Cette deuxième journée commence par une conférence d’ouverture passionnante. Michel Serres, philosophe, membre de l’Académie Française, nous emmène à la découverte du mot « humainement », afin de nous faire prendre conscience du changement de civilisation, de la formidable aventure que nous vivons avec l’ère de l’information. Ci-dessous mes notes prises durant la conférence, qui vous feront partager ce petit moment passionnant.
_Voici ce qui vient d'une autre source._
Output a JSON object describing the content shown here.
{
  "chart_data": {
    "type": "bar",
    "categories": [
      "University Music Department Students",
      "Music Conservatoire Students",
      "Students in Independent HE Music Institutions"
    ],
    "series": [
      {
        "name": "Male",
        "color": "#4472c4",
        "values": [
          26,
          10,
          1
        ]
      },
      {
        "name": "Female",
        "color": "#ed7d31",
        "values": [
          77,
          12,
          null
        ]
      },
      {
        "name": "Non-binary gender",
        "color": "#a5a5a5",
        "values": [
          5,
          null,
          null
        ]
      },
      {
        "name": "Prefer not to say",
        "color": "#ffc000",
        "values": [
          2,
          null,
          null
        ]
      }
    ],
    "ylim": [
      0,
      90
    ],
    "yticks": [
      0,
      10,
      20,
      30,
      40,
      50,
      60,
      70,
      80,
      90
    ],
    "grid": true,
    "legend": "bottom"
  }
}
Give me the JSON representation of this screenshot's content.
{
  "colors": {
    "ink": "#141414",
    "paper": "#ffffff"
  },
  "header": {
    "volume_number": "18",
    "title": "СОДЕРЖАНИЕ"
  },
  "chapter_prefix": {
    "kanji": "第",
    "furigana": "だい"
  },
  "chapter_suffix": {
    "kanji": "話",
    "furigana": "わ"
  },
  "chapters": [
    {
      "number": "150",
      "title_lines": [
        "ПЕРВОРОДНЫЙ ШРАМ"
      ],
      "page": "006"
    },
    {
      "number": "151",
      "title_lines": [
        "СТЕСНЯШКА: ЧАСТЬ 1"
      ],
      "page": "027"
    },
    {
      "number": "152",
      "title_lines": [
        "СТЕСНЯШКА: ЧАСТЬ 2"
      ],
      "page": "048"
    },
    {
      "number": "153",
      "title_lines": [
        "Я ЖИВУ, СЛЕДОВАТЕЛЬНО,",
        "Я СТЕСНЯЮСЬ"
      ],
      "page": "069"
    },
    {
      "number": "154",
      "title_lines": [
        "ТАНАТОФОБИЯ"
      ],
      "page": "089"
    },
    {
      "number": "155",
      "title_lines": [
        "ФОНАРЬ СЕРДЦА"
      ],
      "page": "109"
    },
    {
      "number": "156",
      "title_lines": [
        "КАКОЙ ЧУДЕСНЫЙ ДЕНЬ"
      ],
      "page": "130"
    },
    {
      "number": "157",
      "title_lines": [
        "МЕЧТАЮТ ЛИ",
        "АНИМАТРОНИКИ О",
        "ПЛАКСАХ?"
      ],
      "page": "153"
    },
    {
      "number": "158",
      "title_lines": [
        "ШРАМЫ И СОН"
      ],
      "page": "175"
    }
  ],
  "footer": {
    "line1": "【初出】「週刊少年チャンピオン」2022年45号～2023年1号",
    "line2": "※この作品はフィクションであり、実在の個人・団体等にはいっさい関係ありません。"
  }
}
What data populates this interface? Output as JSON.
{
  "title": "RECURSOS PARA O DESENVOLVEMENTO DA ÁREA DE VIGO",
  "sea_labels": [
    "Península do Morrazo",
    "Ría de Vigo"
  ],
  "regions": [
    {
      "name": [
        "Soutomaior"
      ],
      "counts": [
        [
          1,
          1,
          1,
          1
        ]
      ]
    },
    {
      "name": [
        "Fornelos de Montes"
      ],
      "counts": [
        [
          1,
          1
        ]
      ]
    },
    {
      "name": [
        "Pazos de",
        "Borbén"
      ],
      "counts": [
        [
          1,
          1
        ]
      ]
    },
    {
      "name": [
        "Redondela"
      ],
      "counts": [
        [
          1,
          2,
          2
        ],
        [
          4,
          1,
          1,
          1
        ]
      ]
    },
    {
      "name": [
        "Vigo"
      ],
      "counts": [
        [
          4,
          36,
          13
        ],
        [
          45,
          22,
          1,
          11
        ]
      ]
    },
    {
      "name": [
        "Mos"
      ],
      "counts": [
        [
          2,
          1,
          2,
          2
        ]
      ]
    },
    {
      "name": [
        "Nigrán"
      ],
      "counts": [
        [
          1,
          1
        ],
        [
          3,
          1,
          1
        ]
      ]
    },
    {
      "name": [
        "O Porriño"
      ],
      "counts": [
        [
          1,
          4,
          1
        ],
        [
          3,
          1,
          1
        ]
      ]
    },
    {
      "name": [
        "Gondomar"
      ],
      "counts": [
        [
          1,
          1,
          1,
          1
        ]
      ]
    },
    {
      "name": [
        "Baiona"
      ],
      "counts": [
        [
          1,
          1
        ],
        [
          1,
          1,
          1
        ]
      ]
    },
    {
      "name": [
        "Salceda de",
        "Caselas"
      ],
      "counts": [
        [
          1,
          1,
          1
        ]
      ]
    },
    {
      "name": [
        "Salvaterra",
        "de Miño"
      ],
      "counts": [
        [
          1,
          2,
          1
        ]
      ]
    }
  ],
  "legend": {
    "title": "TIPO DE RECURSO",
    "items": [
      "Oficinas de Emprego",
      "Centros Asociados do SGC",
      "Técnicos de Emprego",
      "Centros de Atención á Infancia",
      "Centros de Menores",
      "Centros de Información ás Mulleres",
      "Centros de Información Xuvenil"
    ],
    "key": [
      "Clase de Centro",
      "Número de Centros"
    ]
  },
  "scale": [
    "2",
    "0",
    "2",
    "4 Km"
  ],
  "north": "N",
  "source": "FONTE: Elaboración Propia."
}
Michel Serres débute son exposé par la présentation de l’adverbe « humainement« , retenu par l’équipe d’organisation comme thème du 3ème moment de la conférence de l’USI 211. Il explique tout d’abord que cet adverbe a 2 significations. Un sens moral et un sens anthropologique. Au sens moral, cela signifie avec bonté, générosité. On dit ainsi « traiter humainement ses voisins, ses amis, ses ennemis ». Ce n’est pas ce qui nous intéresse ce matin. Il a ensuite un 2ème sens, plus anthropologique. Humainement au sens en homme, en tant qu’homme. Mais finalement, plutôt que de parler « humainement » il faut parler de l’homme. Ce sera le thème de cette présentation.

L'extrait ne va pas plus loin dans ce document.